The old man in the red Chevy pickup warned us it would happen. His group tromped out of the woods while we threw on our gear at the North Pocket Trail in McLemore Cove outside of Chickamauga, GA.

The Cove, as locals call it, is a famous site of an almost ambush/trapping of Yankee troops during the civil war. The Union army escaped their destruction by cutting across a gap in Pigeon Mountain; we wouldn’t get so lucky, our trail went straight to the top.
The old man’s group had a few adults, three young children, and a wild-eyed, heavy-set lady who informed me, “if a fat granny like me can do it, anybody can!”, She was referring to the one-mile route to a nearby waterfall down a flat gravel road.
As we strapped on our backpacks and synced our JBL speaker, the old man backed his truck out and slowed to a stop beside me, hand-cranked his window down and said, “Hold up. Are y’all doing that 10 mile trail?”

“Yep.“

He lifted his fuzzy eyebrows, flung his arm out the window, and brandished a Timex at me, “It’s going to get dark! The sun’s going to go down ‘fore y’all can get back!”

“We’ve got headlamps and jackets.” (I lied. I had forgotten my jacket. But we had enough lighting apparatuses to bring about a fake sunrise if need be).

He squinted and studied me over, from with my Merrell Trail Glove 4’s to my blue Georgia on My Mind ball cap. He stuck out his head in my direction. “But, it’ll be too late when y’all get down!”

“We’re running it.”

I should have just told him we were hunting a Sasquatch riding a unicorn. He adjusted his sights to my amigos. First to our friend, a local teenager training to be an adventure tour guide; then he peered over the window’s edge to peek at my athletic teenage sons; upon visual approval, his unsolicited inspection found its way to my seven-year-old son, a skinny kid with bottle-rim glasses. His final glance fixed on my big, fat belly. He, finally, shook his head, grunted, and drove his truck away in a blaze of gravel and disbelief. As he darted away, I realized I hadn’t gotten the chance to say, “If this fat dude can do it, anybody can!”

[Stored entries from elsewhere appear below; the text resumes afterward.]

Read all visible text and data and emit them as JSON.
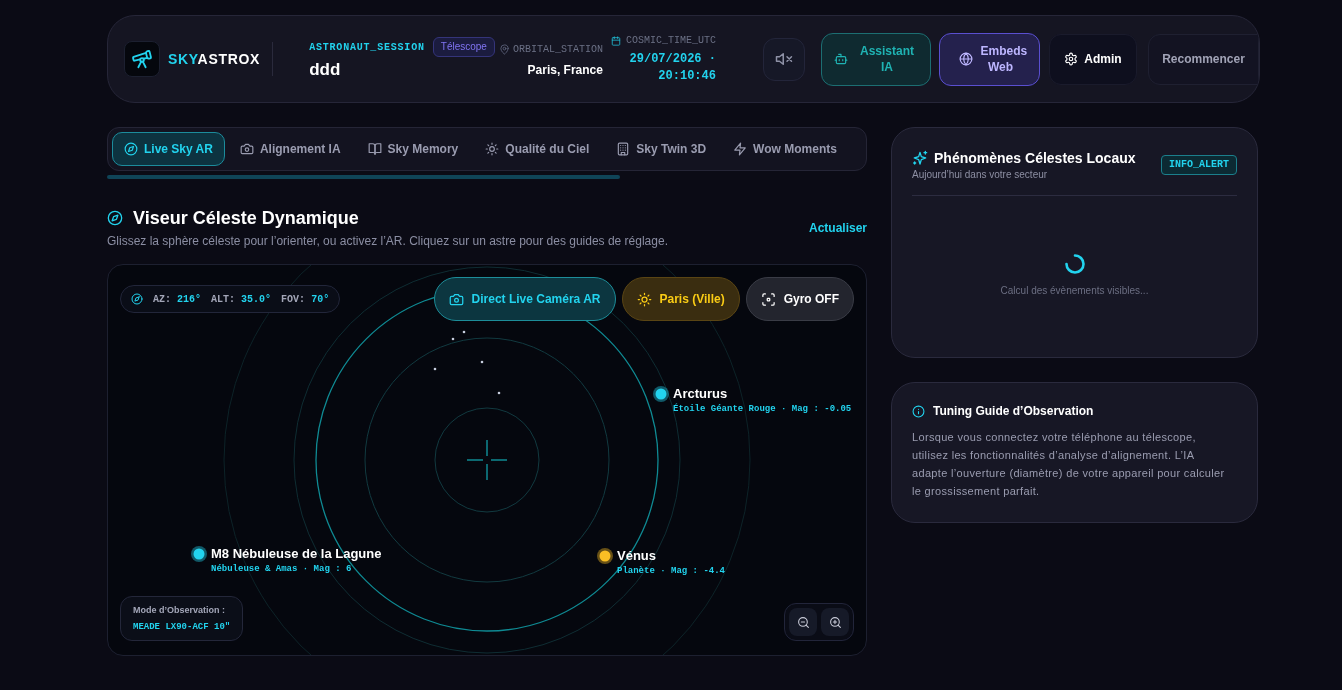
{
  "header": {
    "brand": {
      "accent": "SKY",
      "rest": "ASTROX"
    },
    "session": {
      "label": "ASTRONAUT_SESSION",
      "badge": "Télescope",
      "value": "ddd"
    },
    "station": {
      "label": "ORBITAL_STATION",
      "value": "Paris, France"
    },
    "clock": {
      "label": "COSMIC_TIME_UTC",
      "value": "29/07/2026 · 20:10:46"
    },
    "buttons": [
      {
        "kind": "icon",
        "muted": true
      },
      {
        "kind": "teal",
        "label": "Assistant IA"
      },
      {
        "kind": "violet",
        "label": "Embeds Web"
      },
      {
        "kind": "dark",
        "label": "Admin"
      },
      {
        "kind": "plain",
        "label": "Recommencer"
      }
    ]
  },
  "tabs": [
    {
      "label": "Live Sky AR",
      "selected": true
    },
    {
      "label": "Alignement IA",
      "selected": false
    },
    {
      "label": "Sky Memory",
      "selected": false
    },
    {
      "label": "Qualité du Ciel",
      "selected": false
    },
    {
      "label": "Sky Twin 3D",
      "selected": false
    },
    {
      "label": "Wow Moments",
      "selected": false
    }
  ],
  "viewer": {
    "title": "Viseur Céleste Dynamique",
    "subtitle": "Glissez la sphère céleste pour l’orienter, ou activez l’AR. Cliquez sur un astre pour des guides de réglage.",
    "action": "Actualiser",
    "readout": [
      {
        "label": "AZ:",
        "value": "216°"
      },
      {
        "label": "ALT:",
        "value": "35.0°"
      },
      {
        "label": "FOV:",
        "value": "70°"
      }
    ],
    "controls": [
      {
        "kind": "accent",
        "label": "Direct Live Caméra AR"
      },
      {
        "kind": "warm",
        "label": "Paris (Ville)"
      },
      {
        "kind": "neutral",
        "label": "Gyro OFF"
      }
    ],
    "objects": [
      {
        "name": "Arcturus",
        "detail": "Étoile Géante Rouge · Mag : -0.05",
        "color": "#22d3ee"
      },
      {
        "name": "M8 Nébuleuse de la Lagune",
        "detail": "Nébuleuse & Amas · Mag : 6",
        "color": "#22d3ee"
      },
      {
        "name": "Vénus",
        "detail": "Planète · Mag : -4.4",
        "color": "#fbbf24"
      }
    ],
    "mode": {
      "label": "Mode d’Observation :",
      "value": "MEADE LX90-ACF 10\""
    }
  },
  "events": {
    "title": "Phénomènes Célestes Locaux",
    "subtitle": "Aujourd’hui dans votre secteur",
    "badge": "INFO_ALERT",
    "loading": true,
    "status": "Calcul des évènements visibles..."
  },
  "guide": {
    "title": "Tuning Guide d’Observation",
    "text": "Lorsque vous connectez votre téléphone au télescope, utilisez les fonctionnalités d’analyse d’alignement. L’IA adapte l’ouverture (diamètre) de votre appareil pour calculer le grossissement parfait."
  }
}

Unfortunately, after climbing two-thousand feet and travelling 6 miles, we missed a perfect view of the sun setting over Lookout Mountain by just five minutes. Nightfall would now arrive during our descent. Ahead of us laid four steep miles down a washed out drainage ditch pretending to be a trail. We strapped on our head/chest lamps and I realized we had brought an extra set. Too bad, I thought, that old man could have came too.